Signs That You May Have Diabetes (Sugar): Symptoms
In general, the symptoms of diabetes vary from person to person. The first stages of this disease show few signs, and therefore many do not know that they have diabetes. Here’s what to look out for!
Diabetes is a disease caused by an increase in blood sugar or glucose. It may sound relatively harmless, but this condition can affect the body in reality.
High blood sugar can damage your blood vessels, leading to serious health consequences, such as heart disease.
Therefore, it is essential to pay attention to even the most subtle symptoms from the onset of diabetes.
The important thing is to manage things in advance to minimise the risks to your health.
People with diabetes experience different symptoms, depending on the degree of hyperglycemia.
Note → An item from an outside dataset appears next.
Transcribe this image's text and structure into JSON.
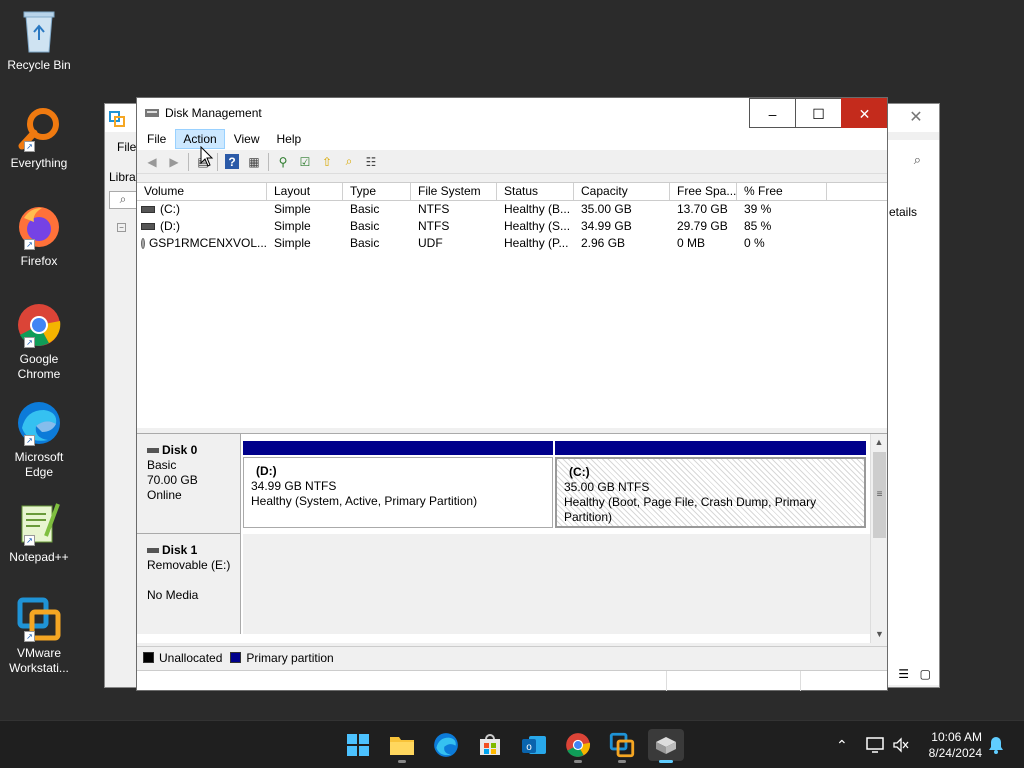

When the sugar is controlled (average blood glucose levels or normoglycemia), the person will be without symptoms.
In the case of mild hyperglycemia, you may not notice symptoms, a common situation at the beginning of type 2 diabetes, which can thus go unnoticed for years before being diagnosed.
These may be some of the symptoms associated with diabetes:
If you are constantly thirsty, this may be a sign of diabetes without explanation. This is because excess blood sugar is excreted in the urine, which can dehydrate you. Prolonged dehydration can also lead to nausea, dizziness or headache.
Urinating several times a day, especially at midnight, can be a sign of diabetes. The body increases urine production to remove excess sugar from the blood, which forms a vicious circle: you become dehydrated, so you drink more water and urinate more often.
Slow Healing of Wounds or Bruises
High blood sugar can affect blood flow, making it harder to heal wounds or bruises.
A person who has diabetes may constantly experience a feeling of hunger.
Fatigue or Drowsiness
“Dehydration due to urination can cause fatigue or drowsiness,” points out the Mayo Clinic.
Common symptoms in the early stages of diabetes include:
- Blurred vision.
- Dry, itchy skin.
- Tingling or numbness in the hands or feet.
- Unexplained weight loss.
Sometimes skin infections can occur because too much sugar in the blood suppresses the body’s natural defences, such as white blood cell function. In addition, sugar provides excellent food for bacteria to grow.
Leg cramps at night and numb or tingling feet may result from nerve damage from prolonged high glucose levels, thus causing changes in the nerves.